Surprisingly though, I only had harsh words to say about Booth, Srnicek (no surprise) and Briscoe (ditto).  On these three players I simply stated:

“How any of these players could even be considered good enough for our reserves, let alone the first team, beggars belief.”
I had no hostility towards Wilson and was fully behind him as our manager (this was a stance I was to keep for the majority of the following season.) In issue 50’s editorial I was lamenting a problem that is still all too familiar some 15 years later:
“I find myself wondering how we are going to attract anyone to this club now. We have a chairman who (doesn’t) want to spend money (on players)…Sadly there appears to be no one who is rich and supports the Owls. It is this complete lack of interest (from) any prospective saviours…that leads me to believe it is going to be a very long time until we begin to see the rise of Sheffield Wednesday Football Club.”

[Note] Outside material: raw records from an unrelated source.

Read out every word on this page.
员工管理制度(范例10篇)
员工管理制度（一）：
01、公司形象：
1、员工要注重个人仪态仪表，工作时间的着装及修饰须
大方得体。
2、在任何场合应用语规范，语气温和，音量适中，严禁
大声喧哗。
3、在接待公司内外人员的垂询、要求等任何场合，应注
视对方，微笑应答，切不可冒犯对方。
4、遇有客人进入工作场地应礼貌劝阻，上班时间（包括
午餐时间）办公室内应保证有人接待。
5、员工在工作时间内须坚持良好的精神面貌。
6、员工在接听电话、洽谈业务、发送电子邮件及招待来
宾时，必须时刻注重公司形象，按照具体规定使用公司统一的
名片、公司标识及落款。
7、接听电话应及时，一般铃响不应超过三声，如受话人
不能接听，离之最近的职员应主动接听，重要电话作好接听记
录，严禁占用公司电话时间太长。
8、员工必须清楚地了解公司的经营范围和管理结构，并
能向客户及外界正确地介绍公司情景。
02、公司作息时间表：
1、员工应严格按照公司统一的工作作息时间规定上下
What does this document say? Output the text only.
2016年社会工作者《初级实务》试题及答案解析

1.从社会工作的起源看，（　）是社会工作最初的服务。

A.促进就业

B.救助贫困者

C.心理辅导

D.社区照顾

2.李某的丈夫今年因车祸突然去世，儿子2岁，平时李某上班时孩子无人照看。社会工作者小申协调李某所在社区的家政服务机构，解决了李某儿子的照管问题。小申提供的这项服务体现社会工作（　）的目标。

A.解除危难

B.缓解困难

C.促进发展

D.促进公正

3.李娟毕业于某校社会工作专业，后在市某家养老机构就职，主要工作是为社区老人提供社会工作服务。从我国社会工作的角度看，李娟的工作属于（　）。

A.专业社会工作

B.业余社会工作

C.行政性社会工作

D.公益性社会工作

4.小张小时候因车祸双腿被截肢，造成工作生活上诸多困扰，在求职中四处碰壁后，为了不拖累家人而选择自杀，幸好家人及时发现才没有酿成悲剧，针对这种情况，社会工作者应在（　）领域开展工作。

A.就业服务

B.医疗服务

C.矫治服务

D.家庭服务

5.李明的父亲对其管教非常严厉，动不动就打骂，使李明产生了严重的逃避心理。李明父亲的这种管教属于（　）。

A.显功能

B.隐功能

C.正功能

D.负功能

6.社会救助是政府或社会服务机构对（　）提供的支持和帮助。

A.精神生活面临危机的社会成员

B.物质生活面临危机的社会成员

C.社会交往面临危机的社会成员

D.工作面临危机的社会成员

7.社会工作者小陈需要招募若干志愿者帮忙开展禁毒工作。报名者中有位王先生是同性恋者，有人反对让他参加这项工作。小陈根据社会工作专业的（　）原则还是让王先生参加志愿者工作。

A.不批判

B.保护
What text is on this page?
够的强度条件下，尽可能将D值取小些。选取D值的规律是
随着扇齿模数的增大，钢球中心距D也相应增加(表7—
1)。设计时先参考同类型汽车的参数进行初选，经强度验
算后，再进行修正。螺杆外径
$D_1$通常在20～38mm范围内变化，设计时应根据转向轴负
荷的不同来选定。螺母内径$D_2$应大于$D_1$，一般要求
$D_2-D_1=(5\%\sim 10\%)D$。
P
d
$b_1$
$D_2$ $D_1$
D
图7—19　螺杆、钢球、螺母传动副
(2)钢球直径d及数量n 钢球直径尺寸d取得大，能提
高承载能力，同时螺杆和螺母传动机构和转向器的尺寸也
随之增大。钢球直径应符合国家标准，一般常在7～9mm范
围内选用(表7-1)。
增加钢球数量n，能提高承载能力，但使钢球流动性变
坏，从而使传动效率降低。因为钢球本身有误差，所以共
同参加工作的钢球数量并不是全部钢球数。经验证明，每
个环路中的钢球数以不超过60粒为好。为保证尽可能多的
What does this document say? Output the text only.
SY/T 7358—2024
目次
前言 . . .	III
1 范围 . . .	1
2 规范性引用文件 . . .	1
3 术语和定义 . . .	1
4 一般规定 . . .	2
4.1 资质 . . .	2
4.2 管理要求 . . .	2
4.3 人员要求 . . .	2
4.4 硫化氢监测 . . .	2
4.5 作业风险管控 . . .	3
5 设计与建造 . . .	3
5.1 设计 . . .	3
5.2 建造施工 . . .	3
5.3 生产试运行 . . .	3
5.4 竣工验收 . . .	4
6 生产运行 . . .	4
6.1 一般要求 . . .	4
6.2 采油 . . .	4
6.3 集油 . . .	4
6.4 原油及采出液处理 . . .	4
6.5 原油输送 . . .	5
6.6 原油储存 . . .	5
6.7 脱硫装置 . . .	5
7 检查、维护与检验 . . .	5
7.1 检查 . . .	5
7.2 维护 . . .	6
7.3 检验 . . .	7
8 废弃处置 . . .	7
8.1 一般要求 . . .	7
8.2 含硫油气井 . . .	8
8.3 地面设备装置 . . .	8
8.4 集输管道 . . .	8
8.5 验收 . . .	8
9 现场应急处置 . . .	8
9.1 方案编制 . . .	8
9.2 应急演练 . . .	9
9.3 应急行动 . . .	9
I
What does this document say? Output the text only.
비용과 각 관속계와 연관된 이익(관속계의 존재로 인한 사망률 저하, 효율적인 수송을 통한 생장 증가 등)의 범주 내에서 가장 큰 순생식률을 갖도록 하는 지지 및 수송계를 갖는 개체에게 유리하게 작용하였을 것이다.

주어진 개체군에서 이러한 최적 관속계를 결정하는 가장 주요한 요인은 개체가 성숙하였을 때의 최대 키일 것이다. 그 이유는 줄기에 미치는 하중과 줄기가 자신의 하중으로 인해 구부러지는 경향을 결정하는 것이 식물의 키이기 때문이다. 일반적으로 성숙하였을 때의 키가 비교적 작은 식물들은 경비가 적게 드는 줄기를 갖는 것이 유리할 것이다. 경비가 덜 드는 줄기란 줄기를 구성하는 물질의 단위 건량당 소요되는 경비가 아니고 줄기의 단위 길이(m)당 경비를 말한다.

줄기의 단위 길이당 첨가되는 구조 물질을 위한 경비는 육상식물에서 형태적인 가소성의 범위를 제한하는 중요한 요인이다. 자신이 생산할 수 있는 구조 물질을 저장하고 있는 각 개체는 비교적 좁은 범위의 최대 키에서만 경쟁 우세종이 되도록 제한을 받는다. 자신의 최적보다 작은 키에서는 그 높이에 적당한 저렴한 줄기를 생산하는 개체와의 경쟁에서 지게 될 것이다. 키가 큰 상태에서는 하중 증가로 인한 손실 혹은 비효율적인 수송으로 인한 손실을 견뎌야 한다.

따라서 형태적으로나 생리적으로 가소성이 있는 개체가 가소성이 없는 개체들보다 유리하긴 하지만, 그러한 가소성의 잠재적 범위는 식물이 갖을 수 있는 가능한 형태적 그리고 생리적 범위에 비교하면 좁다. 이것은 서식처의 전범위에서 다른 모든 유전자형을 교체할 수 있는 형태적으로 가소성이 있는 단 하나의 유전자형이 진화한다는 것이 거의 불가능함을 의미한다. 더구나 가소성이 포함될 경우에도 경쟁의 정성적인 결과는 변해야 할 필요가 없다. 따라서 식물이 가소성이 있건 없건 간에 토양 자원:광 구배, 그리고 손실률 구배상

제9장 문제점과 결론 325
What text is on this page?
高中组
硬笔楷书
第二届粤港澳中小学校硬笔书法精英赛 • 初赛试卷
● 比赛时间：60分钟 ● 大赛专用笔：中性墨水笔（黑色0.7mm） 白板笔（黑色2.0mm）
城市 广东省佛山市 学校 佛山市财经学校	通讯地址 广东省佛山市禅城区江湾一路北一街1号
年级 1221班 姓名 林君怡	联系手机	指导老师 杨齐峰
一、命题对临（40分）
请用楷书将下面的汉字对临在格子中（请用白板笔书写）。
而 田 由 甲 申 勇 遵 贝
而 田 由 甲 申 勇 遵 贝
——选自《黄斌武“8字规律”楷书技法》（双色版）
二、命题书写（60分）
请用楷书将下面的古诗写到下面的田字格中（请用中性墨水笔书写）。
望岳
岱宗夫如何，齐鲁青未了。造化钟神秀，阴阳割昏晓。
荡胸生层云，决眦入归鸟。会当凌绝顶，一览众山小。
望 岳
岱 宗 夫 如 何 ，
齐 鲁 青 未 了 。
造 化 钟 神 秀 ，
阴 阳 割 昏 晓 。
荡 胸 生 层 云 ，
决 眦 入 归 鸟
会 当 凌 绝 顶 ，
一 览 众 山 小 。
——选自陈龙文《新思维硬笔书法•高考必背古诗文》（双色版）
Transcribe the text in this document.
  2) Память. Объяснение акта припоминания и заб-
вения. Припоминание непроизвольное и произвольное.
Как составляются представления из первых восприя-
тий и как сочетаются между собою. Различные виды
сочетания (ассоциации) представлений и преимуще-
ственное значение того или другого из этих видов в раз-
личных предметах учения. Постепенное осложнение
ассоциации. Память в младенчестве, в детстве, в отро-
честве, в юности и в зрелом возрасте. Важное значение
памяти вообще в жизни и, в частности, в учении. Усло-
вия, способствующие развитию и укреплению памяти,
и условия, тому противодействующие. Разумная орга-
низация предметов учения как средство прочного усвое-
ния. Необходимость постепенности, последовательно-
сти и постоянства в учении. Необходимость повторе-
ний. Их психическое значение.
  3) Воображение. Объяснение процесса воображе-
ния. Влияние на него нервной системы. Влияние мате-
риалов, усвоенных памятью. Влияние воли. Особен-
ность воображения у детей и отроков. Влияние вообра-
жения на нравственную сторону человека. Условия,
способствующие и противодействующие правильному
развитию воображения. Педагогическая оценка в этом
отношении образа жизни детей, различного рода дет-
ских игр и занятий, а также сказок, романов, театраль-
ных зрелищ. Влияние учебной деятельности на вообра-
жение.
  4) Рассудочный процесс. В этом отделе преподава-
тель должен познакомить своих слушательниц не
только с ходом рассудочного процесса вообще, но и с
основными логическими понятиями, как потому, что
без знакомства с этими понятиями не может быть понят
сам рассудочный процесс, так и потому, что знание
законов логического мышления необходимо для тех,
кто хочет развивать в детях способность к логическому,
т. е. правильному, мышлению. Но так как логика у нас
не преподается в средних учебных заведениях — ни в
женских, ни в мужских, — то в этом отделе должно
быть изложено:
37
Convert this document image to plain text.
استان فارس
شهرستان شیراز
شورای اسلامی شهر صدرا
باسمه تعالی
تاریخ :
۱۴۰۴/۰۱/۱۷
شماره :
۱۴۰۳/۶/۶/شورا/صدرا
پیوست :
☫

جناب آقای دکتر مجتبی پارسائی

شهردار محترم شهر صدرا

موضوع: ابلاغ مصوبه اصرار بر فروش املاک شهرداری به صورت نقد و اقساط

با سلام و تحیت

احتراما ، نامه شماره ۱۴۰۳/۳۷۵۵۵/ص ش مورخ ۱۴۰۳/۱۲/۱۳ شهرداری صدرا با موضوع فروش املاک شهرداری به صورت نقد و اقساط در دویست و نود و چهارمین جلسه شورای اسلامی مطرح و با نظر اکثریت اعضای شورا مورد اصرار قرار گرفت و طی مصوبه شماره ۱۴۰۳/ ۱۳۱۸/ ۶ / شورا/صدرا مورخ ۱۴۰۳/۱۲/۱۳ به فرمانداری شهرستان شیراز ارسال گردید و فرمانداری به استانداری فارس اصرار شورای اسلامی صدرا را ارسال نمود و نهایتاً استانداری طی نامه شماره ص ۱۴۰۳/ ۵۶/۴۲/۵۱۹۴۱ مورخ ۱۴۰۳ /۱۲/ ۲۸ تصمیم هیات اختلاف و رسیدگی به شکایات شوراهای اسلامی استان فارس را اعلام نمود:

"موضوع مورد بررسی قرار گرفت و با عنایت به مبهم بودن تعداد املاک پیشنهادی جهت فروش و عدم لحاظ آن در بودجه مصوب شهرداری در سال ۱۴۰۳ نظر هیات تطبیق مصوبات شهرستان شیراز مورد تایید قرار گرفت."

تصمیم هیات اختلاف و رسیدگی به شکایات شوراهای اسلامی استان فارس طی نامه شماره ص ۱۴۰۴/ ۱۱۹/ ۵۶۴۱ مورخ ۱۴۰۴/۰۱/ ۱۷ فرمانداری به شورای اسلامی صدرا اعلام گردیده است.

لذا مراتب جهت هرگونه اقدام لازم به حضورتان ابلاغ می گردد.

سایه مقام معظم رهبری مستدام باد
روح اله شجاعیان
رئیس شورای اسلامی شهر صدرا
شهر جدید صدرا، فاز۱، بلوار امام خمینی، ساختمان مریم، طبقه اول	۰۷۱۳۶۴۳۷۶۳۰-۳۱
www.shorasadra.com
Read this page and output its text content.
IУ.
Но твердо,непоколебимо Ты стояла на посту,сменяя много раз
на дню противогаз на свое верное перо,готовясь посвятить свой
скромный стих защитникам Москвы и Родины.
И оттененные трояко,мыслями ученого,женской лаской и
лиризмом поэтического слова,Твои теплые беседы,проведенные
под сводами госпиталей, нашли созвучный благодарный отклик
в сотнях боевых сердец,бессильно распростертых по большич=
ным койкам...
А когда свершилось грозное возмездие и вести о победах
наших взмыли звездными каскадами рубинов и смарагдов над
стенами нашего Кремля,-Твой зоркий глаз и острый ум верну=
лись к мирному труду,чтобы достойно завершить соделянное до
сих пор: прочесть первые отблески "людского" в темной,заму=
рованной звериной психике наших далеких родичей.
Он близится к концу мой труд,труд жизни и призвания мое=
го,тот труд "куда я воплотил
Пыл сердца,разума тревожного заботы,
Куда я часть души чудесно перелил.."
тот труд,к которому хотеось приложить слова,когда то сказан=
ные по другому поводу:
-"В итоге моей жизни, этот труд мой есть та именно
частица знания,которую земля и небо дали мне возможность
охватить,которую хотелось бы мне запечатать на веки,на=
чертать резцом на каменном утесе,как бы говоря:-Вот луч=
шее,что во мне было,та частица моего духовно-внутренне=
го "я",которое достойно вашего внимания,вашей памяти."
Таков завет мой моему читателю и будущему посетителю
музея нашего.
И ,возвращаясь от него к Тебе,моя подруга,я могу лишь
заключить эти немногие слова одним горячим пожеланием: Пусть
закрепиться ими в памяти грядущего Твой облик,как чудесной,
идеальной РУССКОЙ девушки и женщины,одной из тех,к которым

And we were still in the Premier League at that stage! Nevertheless, I finished the final editorial of season 1998-99 dreaming of a successful future for the club:

“Where would we be without the close season? It allows us to begin dreaming once more.”
There isn’t a lot about that close season that really sticks in the mind as far as my preparations for the fanzine go. There were obviously little things that needed sorting, the kind of things that I hadn’t given any thought to when I was considering taking over the fanzine. Things like arranging a PO Box; setting up a business account at the bank; acquiring receipt books and invoice sheets; dealing with the mailing lists for subscribers. All these things needed my attention. Granted, some of it was simply a matter of Graham transferring records to me (in the case of the list of subscribers) but I still had the responsibility of ensuring that said subscribers received their copies of the fanzine on the day the issue was released. This was to become another journey that had to be made on the Friday that each new issue was collected from the printers. I prided myself on making sure that subscribers received their copies on the day that we started selling each new issue (sometimes the day before if I was really organised and had got the fanzine to the printers early).
Certainly my first close season as editor was a mixture of blind panic, whirlwind activity and moments of tranquil calm during which I really thought I was getting my act together. Yes, I made mistakes, as I have already touched upon, and I continued to make them throughout my two years as editor, but generally I thought all was going exceedingly well, all things considered.
I’ve already detailed the problems with the quality of the printing that my dot-matrix printer produced, and also the fact that Martin Lacey saved that first issue. However, looking back at that first issue now I can’t help but be a little disappointed by it. The column layout I chose was horrible – they were far too narrow and too much of the page was wasted. Some of the darker print was patchy – which is surprising considering Martin had used his own printer. Perhaps he used some of the pages I’d printed on my dot-matrix after all. The ‘Classified Ads’ section is all but empty and looks terrible and many of the photos I used look blocky and are often stretched too much. Generally, it looks like a poor imitation of the fanzine that Graham had entrusted to me. The writing inside was of the usual high standards, of course, but anyone looking at the aesthetic value of my first offering would wonder what the hell I’d been doing during that close season. I even hate the front cover (I was never a big fan of any of our full-colour covers) which has a sickly yellow tint to it. All in all, that first issue of season 1999-2000 was a huge disappointment for me (and most probably for a great many readers).
In many respects I suppose my first fanzine as sole editor simply mirrored our team. Both had such high hopes during the summer; both had a leader who clearly felt he was up to the task; both had lavished lots of money up front (Wednesday on new strikers, Spitting Feathers on glossy covers) and yet both, on that Saturday afternoon in August 1999, were immediately found wanting.